Secondary structural model of bovine rhodopsin. Among the 10 native cysteine residues, 6 cysteine residues, which have free S-H groups (red), were replaced by serine residues (C140S, C167S, C185S, C222S, C264S, and C316S). Cys-110 and Cys-187, which form a disulfide bond (blue), were replaced by alanine residues (C110A/C187A). Alternatively, a cysteine residue was introduced into Helix III (A117C, T118C, E122C, I123C, A124C, L125C, W126C, S127C, L128C, V129C, V130C, L131C, A132C, I133C, and E134C) (green).

FIGURE 2.

FTIR spectra of metarhodopsins. Meta-II_aH⁺/Rho spectrum obtained by irradiation at 280 K (b) is compared with Meta-I/Rho (a) and Meta-II_bH⁺/Rho (c) spectra. Meta-I/Rho and Meta-II_bH⁺/Rho spectra were recorded using bovine ROS by irradiation at 240 and 290 K, respectively. Meta-II_aH⁺/Rho spectra of E122C (d) and E134C (e) are superimposed on that of wild type (cyan lines). The double difference spectra (wild-type spectra minus mutant spectra) are shown below (blue lines).

FIGURE 3.

The difference FTIR spectra before and after irradiation at 280 K. Curve 1, recombinant wild-type rhodopsin in PC liposome hydrated with 1 μl of water (Meta-II_aH⁺/Rho spectrum). Curve 2, linear combination of 0.78 Meta-I/Rho and 0.22 Meta-II_bH⁺/Rho spectra. Curve 3, ROS hydrated with 1 μl of water. Curve 4, ROS hydrated with 1 μl of 60% glycerol, 40% water. Curve 5, ROS hydrated with 1 μl of 80% glycerol, 20% water.

FIGURE 4.

Meta-II_aH⁺/Rho spectra of wild type and mutants in the 1800 to 800 cm⁻¹ region. Spectra were obtained by irradiation with >520-nm light at 280 K. The absorption maxima in the visible region are shown in parentheses. The vibrational bands shifted from those of wild type are indicated by triangles.

FIGURE 5.

Meta-II_aH⁺/Rho spectra in the S-H stretching region.
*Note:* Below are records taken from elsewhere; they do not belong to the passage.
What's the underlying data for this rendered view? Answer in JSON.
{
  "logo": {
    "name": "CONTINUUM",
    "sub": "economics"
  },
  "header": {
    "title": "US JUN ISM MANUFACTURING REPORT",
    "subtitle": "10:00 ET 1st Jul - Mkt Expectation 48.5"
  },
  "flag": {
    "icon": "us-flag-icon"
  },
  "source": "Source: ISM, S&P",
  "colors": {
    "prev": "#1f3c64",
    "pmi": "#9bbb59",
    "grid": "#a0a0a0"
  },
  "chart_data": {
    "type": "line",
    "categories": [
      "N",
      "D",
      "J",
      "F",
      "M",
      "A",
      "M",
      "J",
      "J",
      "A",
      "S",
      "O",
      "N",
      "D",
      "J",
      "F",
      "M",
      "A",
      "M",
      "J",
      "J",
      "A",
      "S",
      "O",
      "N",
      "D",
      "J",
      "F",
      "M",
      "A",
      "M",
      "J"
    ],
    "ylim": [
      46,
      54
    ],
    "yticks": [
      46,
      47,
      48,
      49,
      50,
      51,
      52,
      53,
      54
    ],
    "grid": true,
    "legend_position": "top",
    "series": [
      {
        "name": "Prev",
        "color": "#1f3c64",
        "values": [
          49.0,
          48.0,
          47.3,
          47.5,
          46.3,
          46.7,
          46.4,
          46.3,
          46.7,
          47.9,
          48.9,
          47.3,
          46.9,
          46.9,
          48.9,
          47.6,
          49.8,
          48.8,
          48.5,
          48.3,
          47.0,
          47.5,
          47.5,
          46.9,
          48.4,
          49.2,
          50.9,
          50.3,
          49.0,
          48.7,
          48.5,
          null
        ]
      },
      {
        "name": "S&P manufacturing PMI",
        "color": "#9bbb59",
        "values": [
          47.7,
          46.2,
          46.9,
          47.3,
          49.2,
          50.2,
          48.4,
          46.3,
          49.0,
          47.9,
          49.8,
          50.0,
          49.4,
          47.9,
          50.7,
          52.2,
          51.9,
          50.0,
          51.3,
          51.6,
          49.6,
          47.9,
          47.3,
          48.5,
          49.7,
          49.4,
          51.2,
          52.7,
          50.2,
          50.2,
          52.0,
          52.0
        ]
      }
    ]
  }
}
Meta-II_aH⁺/Rho spectra for mutants (red lines) are superimposed on that of wild type (cyan lines). The double difference spectra are shown below (blue lines). Scale bar, 1 × 10⁻⁴. Left, Meta-II_aH⁺/Rho spectra for the cysteine-substituted mutants (a–g). Double difference spectra were calculated by subtracting mutant spectra from wild-type spectra. Middle and right, Meta-II_aH⁺/Rho spectra for cysteine-introduced mutants (h–v). Double difference spectra were calculated by subtracting wild-type spectra from mutant spectra. The typical frequency of the S-H stretching mode is shown by the thick bar at the bottom of each panel.

FIGURE 6.

Mapping of cysteine residues that showed environmental changes. The positions of cysteine residues that showed a frequency shift in Meta-II_aH⁺/Rho spectra are indicated in red, those with only intensity change are shown in pink, and those with no change are shown in white. The amino acid side chains are shown by spheres positioned at the β-carbons of the original amino acid residues. The crystal structure of lumirhodopsin (Protein Data Bank code 2HPY) was used as a template.